Ghessemi shared during an episode of the Healthcare Strategies podcast that AI has significant potential for use in value-based care without sacrificing health equity. However, providers, payers, and other stakeholders need to be aware of how they are using data and analytical models.

“In healthcare, we often use proxies for health that are not appropriate and can be problematic. When you use, for example, the level of patient visit, as a proxy for whether they may need a checkup in the next year, then you disadvantage minority patients who may have less access to care or are concerned about making a copay,” Ghassemi explained.

These proxies, she continued, can cause stakeholders to miss large portions of a patient’s story. If this is repeated across a population, it can introduce bias. Stakeholders can try to prevent and address bias in multiple ways, but Ghassemi noted that this varies largely by stakeholder.

These biases and harm can cause some of the same care gaps and health disparities that value-based care models seek, in part, to address. But Ghassemi argues that AI and ML can advance health equity and improve value-based care by giving providers a tool to combat burnout.

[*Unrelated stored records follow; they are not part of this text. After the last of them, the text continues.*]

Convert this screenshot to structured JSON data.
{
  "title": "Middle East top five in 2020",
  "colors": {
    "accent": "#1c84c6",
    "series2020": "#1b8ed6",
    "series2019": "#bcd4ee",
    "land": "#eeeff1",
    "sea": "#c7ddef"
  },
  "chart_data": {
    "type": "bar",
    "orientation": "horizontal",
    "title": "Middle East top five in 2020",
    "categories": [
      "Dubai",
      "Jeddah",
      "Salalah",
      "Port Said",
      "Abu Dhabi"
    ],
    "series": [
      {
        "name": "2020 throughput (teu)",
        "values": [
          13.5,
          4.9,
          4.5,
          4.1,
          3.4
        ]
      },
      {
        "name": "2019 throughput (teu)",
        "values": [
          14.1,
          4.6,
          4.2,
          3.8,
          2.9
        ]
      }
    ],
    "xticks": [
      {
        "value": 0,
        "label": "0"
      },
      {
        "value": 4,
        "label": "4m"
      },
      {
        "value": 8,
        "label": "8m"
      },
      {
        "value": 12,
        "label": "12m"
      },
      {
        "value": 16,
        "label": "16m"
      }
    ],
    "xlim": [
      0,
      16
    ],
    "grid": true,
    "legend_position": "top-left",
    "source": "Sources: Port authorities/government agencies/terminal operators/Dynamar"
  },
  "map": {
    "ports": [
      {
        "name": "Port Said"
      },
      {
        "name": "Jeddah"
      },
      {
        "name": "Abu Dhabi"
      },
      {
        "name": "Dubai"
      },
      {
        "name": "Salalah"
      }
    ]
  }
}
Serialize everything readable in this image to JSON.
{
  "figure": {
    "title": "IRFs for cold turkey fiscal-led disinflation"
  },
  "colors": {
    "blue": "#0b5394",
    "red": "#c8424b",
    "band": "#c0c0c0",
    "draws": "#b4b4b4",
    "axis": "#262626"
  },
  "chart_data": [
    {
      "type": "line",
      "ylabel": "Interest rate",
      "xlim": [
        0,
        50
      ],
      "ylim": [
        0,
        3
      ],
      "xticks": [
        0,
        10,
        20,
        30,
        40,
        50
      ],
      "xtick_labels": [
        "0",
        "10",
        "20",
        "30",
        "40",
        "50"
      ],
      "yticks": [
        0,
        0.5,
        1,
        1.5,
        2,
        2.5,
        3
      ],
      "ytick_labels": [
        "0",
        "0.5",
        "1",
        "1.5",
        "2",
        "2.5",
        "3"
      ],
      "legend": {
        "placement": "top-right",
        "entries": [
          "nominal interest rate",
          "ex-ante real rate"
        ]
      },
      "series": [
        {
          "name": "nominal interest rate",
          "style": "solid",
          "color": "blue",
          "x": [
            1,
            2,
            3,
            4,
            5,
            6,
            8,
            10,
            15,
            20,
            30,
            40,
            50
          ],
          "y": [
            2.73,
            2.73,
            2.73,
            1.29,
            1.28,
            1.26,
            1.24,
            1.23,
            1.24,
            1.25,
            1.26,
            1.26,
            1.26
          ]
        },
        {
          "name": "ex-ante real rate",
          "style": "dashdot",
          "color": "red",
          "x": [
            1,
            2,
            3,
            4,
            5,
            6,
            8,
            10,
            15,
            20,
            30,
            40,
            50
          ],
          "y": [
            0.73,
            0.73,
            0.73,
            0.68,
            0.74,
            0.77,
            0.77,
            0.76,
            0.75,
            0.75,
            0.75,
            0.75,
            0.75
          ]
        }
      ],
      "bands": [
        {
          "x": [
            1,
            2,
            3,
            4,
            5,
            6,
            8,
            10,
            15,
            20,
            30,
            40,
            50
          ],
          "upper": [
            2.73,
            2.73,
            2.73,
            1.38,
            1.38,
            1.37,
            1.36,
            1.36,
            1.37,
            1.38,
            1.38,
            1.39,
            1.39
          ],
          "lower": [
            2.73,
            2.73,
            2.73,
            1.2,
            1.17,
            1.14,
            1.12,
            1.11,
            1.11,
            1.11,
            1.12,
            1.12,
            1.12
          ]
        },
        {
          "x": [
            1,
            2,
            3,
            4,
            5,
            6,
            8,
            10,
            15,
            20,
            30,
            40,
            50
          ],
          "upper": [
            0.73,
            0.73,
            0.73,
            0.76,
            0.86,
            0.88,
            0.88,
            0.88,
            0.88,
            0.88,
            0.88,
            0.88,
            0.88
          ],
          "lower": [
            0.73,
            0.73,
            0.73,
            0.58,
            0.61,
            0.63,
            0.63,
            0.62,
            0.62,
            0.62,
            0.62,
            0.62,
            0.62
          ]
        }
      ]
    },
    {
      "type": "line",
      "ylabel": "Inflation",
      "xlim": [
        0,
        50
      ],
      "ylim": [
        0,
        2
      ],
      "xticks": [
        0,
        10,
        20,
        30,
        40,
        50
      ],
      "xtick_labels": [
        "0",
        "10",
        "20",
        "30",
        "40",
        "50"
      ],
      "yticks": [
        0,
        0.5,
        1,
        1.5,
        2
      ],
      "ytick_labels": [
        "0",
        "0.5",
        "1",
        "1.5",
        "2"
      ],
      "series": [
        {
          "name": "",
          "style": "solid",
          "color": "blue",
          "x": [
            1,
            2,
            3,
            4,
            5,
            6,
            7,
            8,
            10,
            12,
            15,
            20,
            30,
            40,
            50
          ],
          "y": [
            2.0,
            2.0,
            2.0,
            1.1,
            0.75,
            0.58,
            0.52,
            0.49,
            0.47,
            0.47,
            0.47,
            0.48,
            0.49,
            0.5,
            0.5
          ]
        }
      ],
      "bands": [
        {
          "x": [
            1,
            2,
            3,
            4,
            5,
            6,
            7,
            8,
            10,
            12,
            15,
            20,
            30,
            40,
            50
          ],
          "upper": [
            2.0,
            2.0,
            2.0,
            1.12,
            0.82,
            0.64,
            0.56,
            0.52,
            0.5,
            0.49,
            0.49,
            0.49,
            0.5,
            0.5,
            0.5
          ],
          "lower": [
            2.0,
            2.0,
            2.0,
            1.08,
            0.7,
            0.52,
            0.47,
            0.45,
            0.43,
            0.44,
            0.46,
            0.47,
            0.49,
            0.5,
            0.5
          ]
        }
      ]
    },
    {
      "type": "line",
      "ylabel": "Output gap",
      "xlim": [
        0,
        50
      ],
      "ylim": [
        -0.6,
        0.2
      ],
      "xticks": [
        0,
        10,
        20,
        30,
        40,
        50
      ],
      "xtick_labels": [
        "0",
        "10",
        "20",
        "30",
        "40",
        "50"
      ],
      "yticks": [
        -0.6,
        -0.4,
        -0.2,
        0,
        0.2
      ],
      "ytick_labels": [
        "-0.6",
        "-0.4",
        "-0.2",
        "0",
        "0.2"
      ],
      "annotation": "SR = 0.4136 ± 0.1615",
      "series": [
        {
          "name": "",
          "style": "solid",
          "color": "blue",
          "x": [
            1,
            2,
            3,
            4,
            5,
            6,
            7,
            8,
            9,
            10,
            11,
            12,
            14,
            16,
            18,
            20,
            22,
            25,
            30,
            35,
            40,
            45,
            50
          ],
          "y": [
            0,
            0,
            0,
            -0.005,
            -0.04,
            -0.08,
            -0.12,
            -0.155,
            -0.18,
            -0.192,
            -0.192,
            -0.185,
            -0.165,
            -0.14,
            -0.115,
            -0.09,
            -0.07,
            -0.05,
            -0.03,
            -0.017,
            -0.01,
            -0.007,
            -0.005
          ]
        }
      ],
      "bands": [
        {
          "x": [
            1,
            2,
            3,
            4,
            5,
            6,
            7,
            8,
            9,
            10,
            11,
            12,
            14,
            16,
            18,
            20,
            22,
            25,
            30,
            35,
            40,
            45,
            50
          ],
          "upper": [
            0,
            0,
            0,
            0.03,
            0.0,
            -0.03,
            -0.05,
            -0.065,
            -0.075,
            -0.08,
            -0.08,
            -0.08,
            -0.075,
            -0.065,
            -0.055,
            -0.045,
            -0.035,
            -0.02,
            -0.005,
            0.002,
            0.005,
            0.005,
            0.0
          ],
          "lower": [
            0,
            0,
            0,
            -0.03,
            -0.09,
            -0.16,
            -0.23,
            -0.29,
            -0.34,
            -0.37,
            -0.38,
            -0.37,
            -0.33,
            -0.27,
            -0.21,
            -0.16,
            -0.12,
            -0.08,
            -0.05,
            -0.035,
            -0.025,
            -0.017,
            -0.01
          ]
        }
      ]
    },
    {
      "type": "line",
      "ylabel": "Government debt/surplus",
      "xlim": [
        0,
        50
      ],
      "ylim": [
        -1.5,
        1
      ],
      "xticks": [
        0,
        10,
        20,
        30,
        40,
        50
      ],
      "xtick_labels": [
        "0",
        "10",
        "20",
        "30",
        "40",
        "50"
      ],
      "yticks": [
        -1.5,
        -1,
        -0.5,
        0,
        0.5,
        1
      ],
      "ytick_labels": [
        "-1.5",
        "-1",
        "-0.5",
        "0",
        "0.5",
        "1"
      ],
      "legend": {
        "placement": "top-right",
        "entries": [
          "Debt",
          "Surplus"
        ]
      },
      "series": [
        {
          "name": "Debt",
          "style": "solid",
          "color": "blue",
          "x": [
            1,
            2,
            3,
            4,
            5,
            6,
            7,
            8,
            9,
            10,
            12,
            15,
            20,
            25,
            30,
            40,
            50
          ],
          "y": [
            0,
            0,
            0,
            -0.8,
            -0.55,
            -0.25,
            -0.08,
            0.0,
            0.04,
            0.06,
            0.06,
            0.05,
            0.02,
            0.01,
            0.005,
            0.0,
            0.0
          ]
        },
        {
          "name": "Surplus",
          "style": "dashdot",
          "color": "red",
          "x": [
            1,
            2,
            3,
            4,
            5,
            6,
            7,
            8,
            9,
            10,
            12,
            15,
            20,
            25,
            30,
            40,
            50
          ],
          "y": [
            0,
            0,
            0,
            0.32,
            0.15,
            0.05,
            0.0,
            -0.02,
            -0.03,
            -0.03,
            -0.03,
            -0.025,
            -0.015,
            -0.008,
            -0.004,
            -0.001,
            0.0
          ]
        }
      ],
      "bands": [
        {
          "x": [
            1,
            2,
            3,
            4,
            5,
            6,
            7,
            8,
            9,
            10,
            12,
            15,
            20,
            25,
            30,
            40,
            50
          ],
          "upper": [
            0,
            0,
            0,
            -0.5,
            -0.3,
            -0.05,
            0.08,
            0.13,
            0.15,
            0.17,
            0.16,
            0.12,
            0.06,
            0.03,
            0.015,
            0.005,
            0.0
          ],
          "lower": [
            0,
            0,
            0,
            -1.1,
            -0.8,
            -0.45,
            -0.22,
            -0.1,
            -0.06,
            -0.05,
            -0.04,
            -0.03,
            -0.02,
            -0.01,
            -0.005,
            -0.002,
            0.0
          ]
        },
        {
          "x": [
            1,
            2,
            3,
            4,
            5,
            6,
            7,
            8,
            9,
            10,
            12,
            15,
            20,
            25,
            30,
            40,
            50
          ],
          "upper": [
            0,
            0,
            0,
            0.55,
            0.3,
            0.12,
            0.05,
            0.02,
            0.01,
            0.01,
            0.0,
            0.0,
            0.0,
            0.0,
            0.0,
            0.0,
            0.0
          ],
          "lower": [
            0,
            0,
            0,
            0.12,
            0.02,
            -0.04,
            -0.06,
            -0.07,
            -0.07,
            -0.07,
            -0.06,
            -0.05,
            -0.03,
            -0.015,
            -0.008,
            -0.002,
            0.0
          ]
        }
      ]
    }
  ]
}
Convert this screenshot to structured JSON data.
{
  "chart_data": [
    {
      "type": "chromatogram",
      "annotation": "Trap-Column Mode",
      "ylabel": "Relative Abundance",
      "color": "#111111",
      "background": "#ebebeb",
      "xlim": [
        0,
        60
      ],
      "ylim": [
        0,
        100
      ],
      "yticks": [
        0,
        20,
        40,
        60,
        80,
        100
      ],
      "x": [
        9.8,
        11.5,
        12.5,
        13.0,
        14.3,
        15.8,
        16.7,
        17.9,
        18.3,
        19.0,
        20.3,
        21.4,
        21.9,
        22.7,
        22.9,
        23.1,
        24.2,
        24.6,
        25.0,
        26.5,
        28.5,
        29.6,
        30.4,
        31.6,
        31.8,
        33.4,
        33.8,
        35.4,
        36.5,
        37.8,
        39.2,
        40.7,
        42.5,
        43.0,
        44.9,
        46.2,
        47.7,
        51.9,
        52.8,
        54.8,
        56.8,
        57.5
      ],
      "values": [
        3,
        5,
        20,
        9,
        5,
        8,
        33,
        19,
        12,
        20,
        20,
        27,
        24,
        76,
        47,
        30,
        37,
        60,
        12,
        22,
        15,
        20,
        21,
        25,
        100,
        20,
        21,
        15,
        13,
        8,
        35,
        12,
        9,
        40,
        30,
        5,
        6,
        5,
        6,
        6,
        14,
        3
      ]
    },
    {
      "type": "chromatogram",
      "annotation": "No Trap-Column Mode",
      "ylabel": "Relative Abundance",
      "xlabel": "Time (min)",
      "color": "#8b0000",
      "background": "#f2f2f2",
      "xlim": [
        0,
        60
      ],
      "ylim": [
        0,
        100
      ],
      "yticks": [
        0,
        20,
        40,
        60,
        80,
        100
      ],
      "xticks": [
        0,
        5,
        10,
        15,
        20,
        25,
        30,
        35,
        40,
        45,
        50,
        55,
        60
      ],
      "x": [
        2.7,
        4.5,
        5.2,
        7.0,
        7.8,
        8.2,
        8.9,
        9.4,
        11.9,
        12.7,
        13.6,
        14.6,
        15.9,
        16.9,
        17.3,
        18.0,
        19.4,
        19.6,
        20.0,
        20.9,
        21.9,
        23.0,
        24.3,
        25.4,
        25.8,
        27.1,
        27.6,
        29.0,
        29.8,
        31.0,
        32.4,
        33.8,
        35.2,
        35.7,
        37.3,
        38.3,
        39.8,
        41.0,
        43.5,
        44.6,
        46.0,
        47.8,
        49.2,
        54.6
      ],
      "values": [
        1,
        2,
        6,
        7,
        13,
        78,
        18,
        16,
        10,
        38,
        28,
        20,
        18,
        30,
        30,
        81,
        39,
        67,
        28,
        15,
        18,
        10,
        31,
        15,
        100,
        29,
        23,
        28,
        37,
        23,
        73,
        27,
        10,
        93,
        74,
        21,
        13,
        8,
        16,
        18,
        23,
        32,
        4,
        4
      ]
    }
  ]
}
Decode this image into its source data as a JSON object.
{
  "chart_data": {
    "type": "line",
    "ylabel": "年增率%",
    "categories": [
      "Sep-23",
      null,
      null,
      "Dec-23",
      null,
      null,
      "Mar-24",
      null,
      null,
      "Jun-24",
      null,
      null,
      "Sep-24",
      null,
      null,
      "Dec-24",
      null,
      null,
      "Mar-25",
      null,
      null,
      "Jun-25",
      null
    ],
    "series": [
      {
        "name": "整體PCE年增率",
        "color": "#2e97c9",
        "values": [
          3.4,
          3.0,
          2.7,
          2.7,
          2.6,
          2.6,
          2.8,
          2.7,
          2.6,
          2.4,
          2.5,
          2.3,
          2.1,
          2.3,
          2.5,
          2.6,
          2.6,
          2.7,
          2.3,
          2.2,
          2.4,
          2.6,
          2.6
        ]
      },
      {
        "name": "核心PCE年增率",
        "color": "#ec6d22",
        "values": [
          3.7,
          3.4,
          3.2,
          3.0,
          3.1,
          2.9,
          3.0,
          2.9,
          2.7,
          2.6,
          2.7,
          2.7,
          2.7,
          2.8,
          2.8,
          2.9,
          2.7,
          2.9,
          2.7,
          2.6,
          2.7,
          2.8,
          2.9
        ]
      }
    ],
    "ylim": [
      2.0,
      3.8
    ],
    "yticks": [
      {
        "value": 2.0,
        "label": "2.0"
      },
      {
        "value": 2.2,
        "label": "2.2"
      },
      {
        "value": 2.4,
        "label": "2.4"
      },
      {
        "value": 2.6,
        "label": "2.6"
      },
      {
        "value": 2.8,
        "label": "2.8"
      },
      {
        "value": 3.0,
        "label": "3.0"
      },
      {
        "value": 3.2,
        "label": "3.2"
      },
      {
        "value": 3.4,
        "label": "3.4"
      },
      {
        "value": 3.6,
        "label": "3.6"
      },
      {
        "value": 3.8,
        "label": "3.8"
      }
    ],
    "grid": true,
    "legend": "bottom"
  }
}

“[Clinicians] want to have some sort of stake in the outcome of their patient and want them to succeed. But they're overloaded and overwhelmed with all of this information and all of these different tasks that they have to do,” Ghassemi explained.

“If we can have systems that have been intelligently trained not to naively replicate the things that we've seen clinical systems do, but to recommend improved care—what we'd actually like to do—then I think that is the best of both worlds,” she concluded.